Eine Entscheidung der Wahlberechtigten darüber, wer (welche Personen) sie vertreten soll, und nicht nur was (welche Parteien), hätte die Grundlage der Repräsentation zu sein. Was ist denn daran demokratisch, wenn Parteien vorgeben, wer im Parlament sitzen kann und wer nicht? Wen werden die Aufgestellten wohl letztlich vertreten: die von denen sie tatsächlich abhängen, die ihre Karrieren und ihr Einkommen bestimmen: oder die, von deren Vertrauen sie eigentlich abhängen sollten, die aber bezüglich Karriere und Einkommen nicht zu melden haben?

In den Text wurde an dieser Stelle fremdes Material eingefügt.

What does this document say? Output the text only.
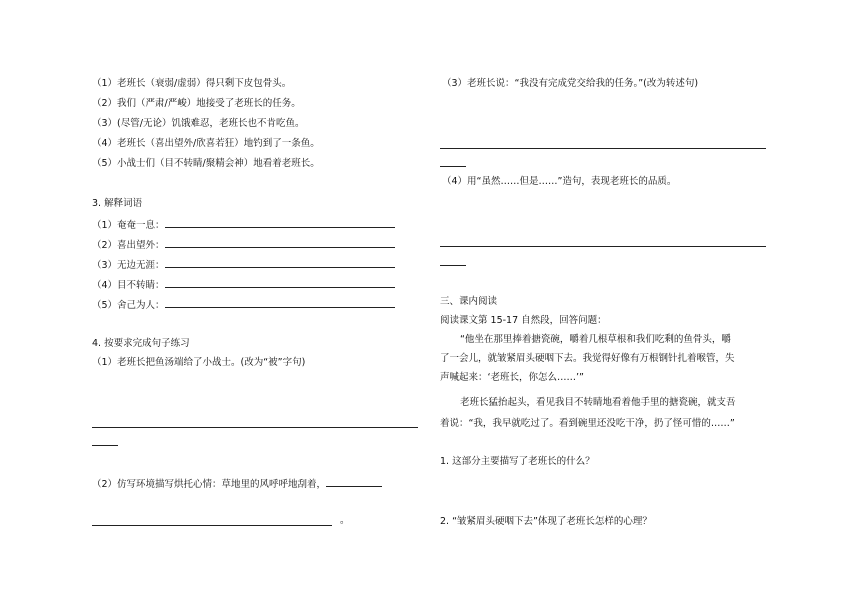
（1）老班长（衰弱/虚弱）得只剩下皮包骨头。
（2）我们（严肃/严峻）地接受了老班长的任务。
（3）(尽管/无论）饥饿难忍，老班长也不肯吃鱼。
（4）老班长（喜出望外/欣喜若狂）地钓到了一条鱼。
（5）小战士们（目不转睛/聚精会神）地看着老班长。
3. 解释词语
（1）奄奄一息：
（2）喜出望外：
（3）无边无涯：
（4）目不转睛：
（5）舍己为人：
4. 按要求完成句子练习
（1）老班长把鱼汤端给了小战士。(改为“被”字句)
（2）仿写环境描写烘托心情：草地里的风呼呼地刮着，
。
（3）老班长说：“我没有完成党交给我的任务。”(改为转述句)
（4）用“虽然……但是……”造句，表现老班长的品质。
三、课内阅读
阅读课文第 15-17 自然段，回答问题：
“他坐在那里捧着搪瓷碗，嚼着几根草根和我们吃剩的鱼骨头，嚼
了一会儿，就皱紧眉头硬咽下去。我觉得好像有万根钢针扎着喉管，失
声喊起来：‘老班长，你怎么……’”
老班长猛抬起头，看见我目不转睛地看着他手里的搪瓷碗，就支吾
着说：“我，我早就吃过了。看到碗里还没吃干净，扔了怪可惜的……”
1. 这部分主要描写了老班长的什么？
2. “皱紧眉头硬咽下去”体现了老班长怎样的心理？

Außerdem ist es ja so: Die Parteien können die Angeordneten nahezu nach Belieben austauschen. Irgendwer tritt zurück, jemand anderes rückt nach. Wahlen nicht erforderlich.
Aber es besteht durch solche Hinterzimmerverfahren ― selbst wo Parteitage Listen absegnen, wurden diese meistens schon anderswo zusammengestellt ― nicht nur keine Festlegung auf ein (persönlich gewähltes) Personal, sondern auch keine Verpflichtung auf eine bestimmte Programmatik. Im Wahlkampf wird X gesagt, beim Regieren dann Y gemacht: Das gilt als normal. Nun ist nichts dagegen einzuwenden, dass Parteien bekannt geben, was sie machen würden, wenn sie so könnten, wie sie wollten. Aber sie müssten, um sinnvoll wählbar zu sein, doch auch sagen, was sie bereit sind zu tun, wenn sie nicht so können, wie sie wollen. Dazu müssten sie vor der Wahl unter anderem auch sagen, mit wem sie nach der Wahl gegebenenfalls koalieren werden. Gerade das verweigern Politiker aber regelmäßig.
Es ist doch so: Das Wahlvolk soll der Politik einen Blankoscheck ausstellen. „Wählt uns erst mal, wir machen das dann schon für euch“: Das ist Entmündigung unter dem Vorwand der Volkswillens.
Man könnte also zusammenfassend sagen: Weil die indirekte, repräsentative Demokratie nicht wirklich repräsentativ ist, kann sie auch nicht demokratisch sein, und weil sie nicht demokratisch sein will, braucht sie auch nicht repräsentativ zu sein. Man muss nicht gleich ein staatsfeindlicher Anarchist sein ― wie ich es bin ―, um zu sehen, dass sehr viel mehr Repräsentativität und echte Demokratie möglich wäre, nämlich eine, die die Wahlberechtigten (deren übrigens mehr sein könnten durch den Nicht-Ausschluss großer Teile der „nichtdeutschen“ Wohnbevölkerung) ernst nähme, sie nicht entmündigte und ihnen nichts vorgaukelte.